First, we need to focus on public education and on prevention/early intervention. We need literacy and early intervention programs like Mental Health First Aid to touch every community, every home, every school, and every corporation in America. And we need the spread of initiatives like the Felton Institute’s Prevention and Recovery in Early Psychosis program, where early intervention and targeted treatment for schizophrenia achieve dramatic results — more than half of people in the program are employed or in school by the sixth month of treatment.
Second, we must embrace measure-based care. Henry Chung, the chief medical officer at Montefiore notes, “There’s too much treatment inertia in all of healthcare. We keep doing the same thing over and over again. When we don’t measure, how can we tell if we’re really helping the patient or not? We must have goals, and when we don’t meet them, we must look at what else we can do.”
Third, we must capitalize on the power of technology to extend the reach of staff, empower self-management, and offer the customer centric experience technology can deliver. Consider for instance the Health Buddy — a simple clock radio-sized device designed to help individuals manage their physical and mental health needs on a daily basis in the comfort of their homes.

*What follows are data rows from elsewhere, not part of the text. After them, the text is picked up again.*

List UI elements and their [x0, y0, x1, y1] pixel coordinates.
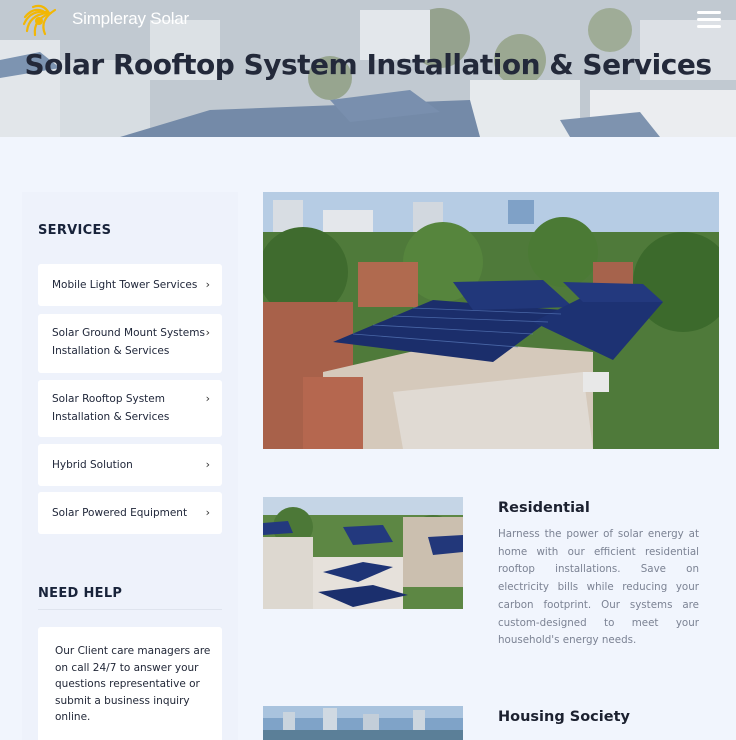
sidebar-item-mobile-light-tower[interactable] — [38, 264, 222, 306]
hero-banner — [0, 0, 736, 137]
services-heading: SERVICES — [38, 223, 112, 238]
help-text — [55, 643, 211, 726]
hamburger-icon[interactable] — [697, 11, 721, 31]
chevron-right-icon: › — [205, 506, 210, 519]
help-text-line: questions representative or — [55, 678, 200, 690]
help-text-line: submit a business inquiry — [55, 694, 190, 707]
housing-society-photo — [263, 706, 463, 740]
chevron-right-icon: › — [205, 458, 210, 471]
need-help-heading: NEED HELP — [38, 586, 123, 601]
residential-photo — [263, 497, 463, 609]
sidebar-item-label: Mobile Light Tower Services — [52, 279, 198, 291]
text-line: home with our efficient residential — [498, 545, 699, 558]
sidebar — [22, 192, 238, 740]
chevron-right-icon: › — [205, 326, 210, 339]
sidebar-item-label: Solar Powered Equipment — [52, 507, 188, 519]
page-title: Solar Rooftop System Installation & Services — [24, 48, 712, 81]
text-line: Harness the power of solar energy at — [498, 528, 699, 540]
help-card — [38, 627, 222, 740]
text-line: household's energy needs. — [498, 634, 637, 647]
help-text-line: Our Client care managers are — [55, 645, 211, 657]
sidebar-item-ground-mount[interactable] — [38, 314, 222, 373]
chevron-right-icon: › — [205, 278, 210, 291]
text-line: custom-designed to meet your — [498, 616, 699, 629]
sidebar-item-label-line1: Solar Ground Mount Systems — [52, 327, 205, 339]
sidebar-item-label-line2: Installation & Services — [52, 345, 170, 357]
help-text-line: on call 24/7 to answer your — [55, 661, 199, 674]
chevron-right-icon: › — [205, 392, 210, 405]
section-title-housing-society: Housing Society — [498, 709, 630, 725]
text-line: rooftop installations. Save on — [498, 563, 699, 576]
section-title-residential: Residential — [498, 500, 590, 516]
sun-logo-icon[interactable] — [18, 0, 60, 42]
sidebar-item-hybrid[interactable] — [38, 444, 222, 486]
sidebar-item-label: Hybrid Solution — [52, 459, 133, 471]
rooftop-solar-photo — [263, 192, 719, 449]
brand-name[interactable]: Simpleray Solar — [72, 9, 189, 28]
help-text-line: online. — [55, 711, 91, 723]
sidebar-item-powered-equipment[interactable] — [38, 492, 222, 534]
text-line: carbon footprint. Our systems are — [498, 598, 699, 611]
text-line: electricity bills while reducing your — [498, 581, 699, 594]
sidebar-item-label-line1: Solar Rooftop System — [52, 393, 165, 405]
sidebar-item-label-line2: Installation & Services — [52, 411, 170, 423]
section-text-residential — [498, 526, 699, 650]
sidebar-item-rooftop[interactable] — [38, 380, 222, 437]
divider — [38, 609, 222, 610]
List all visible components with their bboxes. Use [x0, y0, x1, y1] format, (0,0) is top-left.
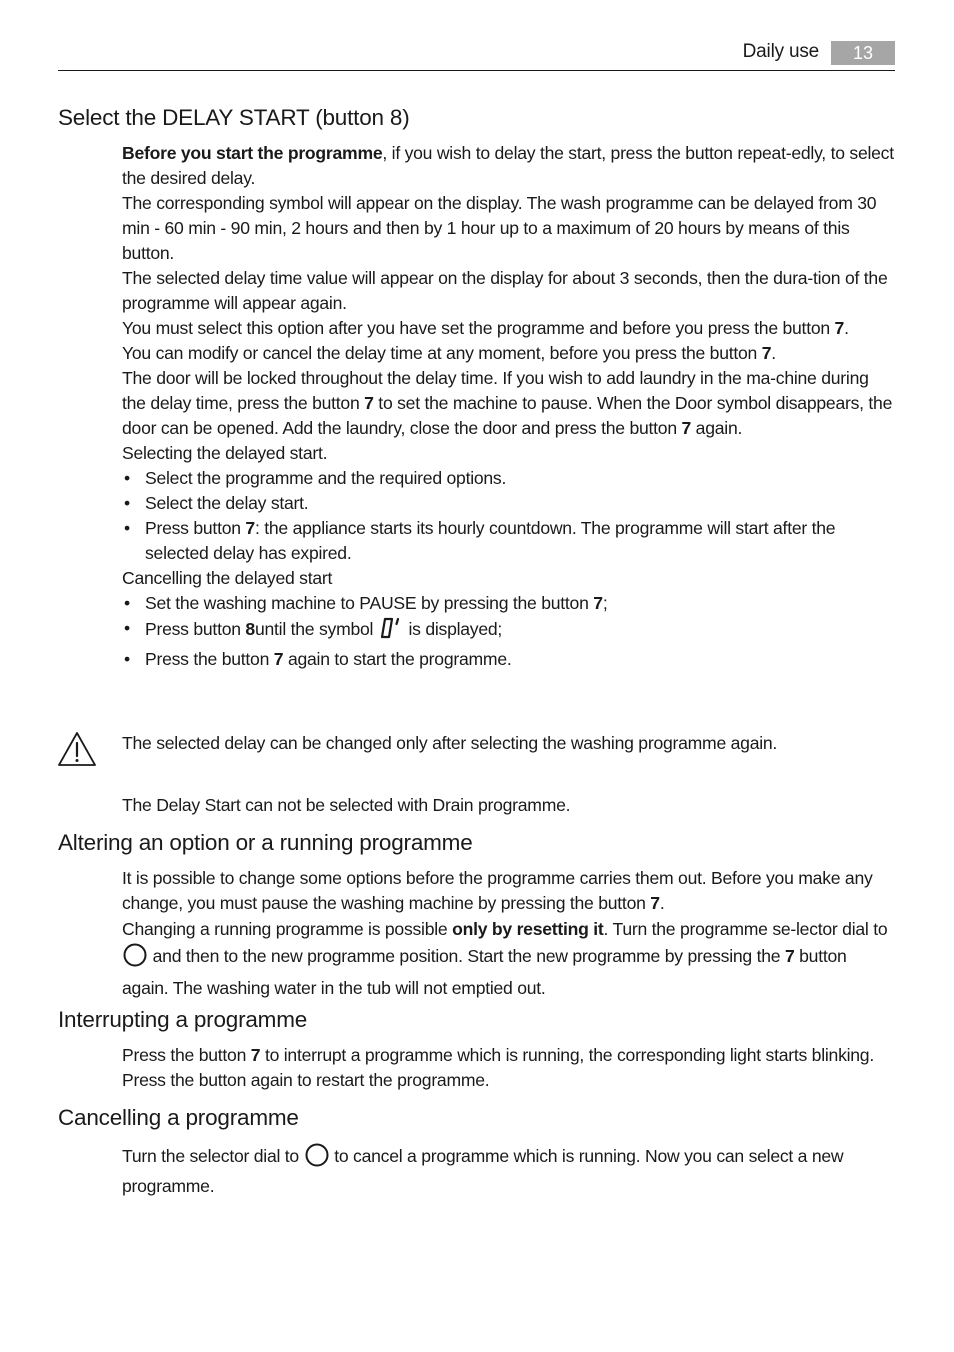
- list-item: [122, 616, 896, 647]
- warning-triangle-icon: [57, 730, 97, 768]
- text-fragment: Press the button: [145, 649, 274, 669]
- list-item: [122, 516, 896, 566]
- paragraph-intro: [122, 141, 896, 191]
- text-fragment: again.: [691, 418, 743, 438]
- text-fragment: : the appliance starts its hourly countdown. The programme will start after the selected delay has expired.: [145, 518, 836, 563]
- page-header: [58, 40, 895, 72]
- drain-note: The Delay Start can not be selected with Drain programme.: [122, 795, 571, 815]
- text-fragment: .: [771, 343, 776, 363]
- paragraph-altering-options: [122, 866, 896, 916]
- paragraph-value: The selected delay time value will appear on the display for about 3 seconds, then the dura-tion of the programme will appear again.: [122, 268, 888, 313]
- button-ref: 7: [250, 1045, 261, 1065]
- text-fragment: to cancel a programme which is running. Now you can select a new programme.: [122, 1146, 844, 1196]
- text-fragment: to interrupt a programme which is running, the corresponding light starts blinking. Press the button again to restart the programme.: [122, 1045, 874, 1090]
- button-ref: 7: [834, 318, 845, 338]
- text-fragment: Press the button: [122, 1045, 251, 1065]
- text-fragment: .: [844, 318, 849, 338]
- selector-off-circle-icon: [122, 943, 148, 975]
- zero-delay-symbol-icon: [378, 616, 404, 647]
- button-ref: 7: [273, 649, 284, 669]
- text-fragment: The door will be locked throughout the delay time. If you wish to add laundry in the ma-chine during the delay time, press the button: [122, 368, 869, 413]
- text-fragment: is displayed;: [403, 619, 503, 639]
- heading-altering: Altering an option or a running programme: [58, 830, 473, 855]
- cancelling-title: Cancelling the delayed start: [122, 568, 333, 588]
- page-number: 13: [831, 41, 895, 65]
- text-fragment: to set the machine to pause. When the Door symbol disappears, the door can be opened. Add the laundry, close the door and press the button: [122, 393, 893, 438]
- text-fragment: and then to the new programme position. Start the new programme by pressing the: [148, 946, 785, 966]
- intro-bold-text: Before you start the programme: [122, 143, 383, 163]
- text-fragment: again to start the programme.: [283, 649, 512, 669]
- text-fragment: It is possible to change some options before the programme carries them out. Before you make any change, you must pause the washing machine by pressing the button: [122, 868, 873, 913]
- paragraph-interrupting: [122, 1043, 896, 1093]
- list-item: • Select the programme and the required options.: [122, 466, 896, 491]
- text-fragment: . Turn the programme se-lector dial to: [603, 919, 888, 939]
- header-divider: [58, 70, 895, 71]
- text-fragment: You must select this option after you have set the programme and before you press the button: [122, 318, 835, 338]
- text-fragment: until the symbol: [254, 619, 378, 639]
- heading-cancelling: Cancelling a programme: [58, 1105, 299, 1130]
- text-fragment: Press button: [145, 518, 246, 538]
- paragraph-altering-running: [122, 916, 896, 1002]
- selecting-title: Selecting the delayed start.: [122, 443, 328, 463]
- cancelling-list: [122, 591, 896, 672]
- selecting-list: [122, 466, 896, 566]
- list-item: [122, 647, 896, 672]
- text-fragment: button again. The washing water in the tub will not emptied out.: [122, 946, 847, 998]
- text-fragment: ;: [602, 593, 608, 613]
- paragraph-modify: [122, 341, 896, 366]
- selector-off-circle-icon: [304, 1143, 330, 1174]
- cancelling-body: [122, 1143, 896, 1199]
- button-ref: 7: [784, 946, 795, 966]
- list-item: • Select the delay start.: [122, 491, 896, 516]
- button-ref: 7: [364, 393, 374, 413]
- bold-text: only by resetting it: [452, 919, 604, 939]
- header-section-title: Daily use: [742, 41, 819, 62]
- button-ref: 7: [761, 343, 772, 363]
- interrupting-body: [122, 1043, 896, 1093]
- intro-text: , if you wish to delay the start, press the button repeat-edly, to select the desired delay.: [122, 143, 894, 188]
- text-fragment: .: [659, 893, 665, 913]
- paragraph-door: [122, 366, 896, 441]
- text-fragment: You can modify or cancel the delay time at any moment, before you press the button: [122, 343, 762, 363]
- button-ref: 8: [245, 619, 255, 639]
- paragraph-must-select: [122, 316, 896, 341]
- delay-start-body: [122, 141, 896, 672]
- text-fragment: Set the washing machine to PAUSE by pressing the button: [145, 593, 594, 613]
- altering-body: [122, 866, 896, 1002]
- button-ref: 7: [593, 593, 603, 613]
- paragraph-cancelling: [122, 1143, 896, 1199]
- list-item: [122, 591, 896, 616]
- text-fragment: Changing a running programme is possible: [122, 919, 453, 939]
- text-fragment: Turn the selector dial to: [122, 1146, 304, 1166]
- text-fragment: Press button: [145, 619, 246, 639]
- heading-delay-start: Select the DELAY START (button 8): [58, 105, 410, 130]
- button-ref: 7: [650, 893, 660, 913]
- button-ref: 7: [245, 518, 255, 538]
- heading-interrupting: Interrupting a programme: [58, 1007, 308, 1032]
- warning-note: The selected delay can be changed only after selecting the washing programme again.: [122, 733, 778, 753]
- paragraph-symbol: The corresponding symbol will appear on the display. The wash programme can be delayed from 30 min - 60 min - 90 min, 2 hours and then by 1 hour up to a maximum of 20 hours by means of this button.: [122, 193, 877, 263]
- button-ref: 7: [681, 418, 692, 438]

We’re driven by the desire — and need — for one-stop care, instant access, informed choices, reasonable prices, good quality, and discernible results. Chris Murphy, editor of InformationWeek, argues that health care providers should benchmark their online engagement against other industries. He quips, “How come a retailer such as Amazon or Apple can remember I bought an Ace of Base recording the last time I visited, but the people who help keep me alive or healthy have to ask about my allergies every time I show up at the doctor’s office? Why can I book a flight, hotel and car from three different companies on one website but not schedule doctor appointments online and see all of my upcoming medical visits in one place?”
Behavioral health can lead the way in population health management if we think from the outside in. If we commit to building the Amazon Prime experience for the millions of people who depend on us for better health and better lives.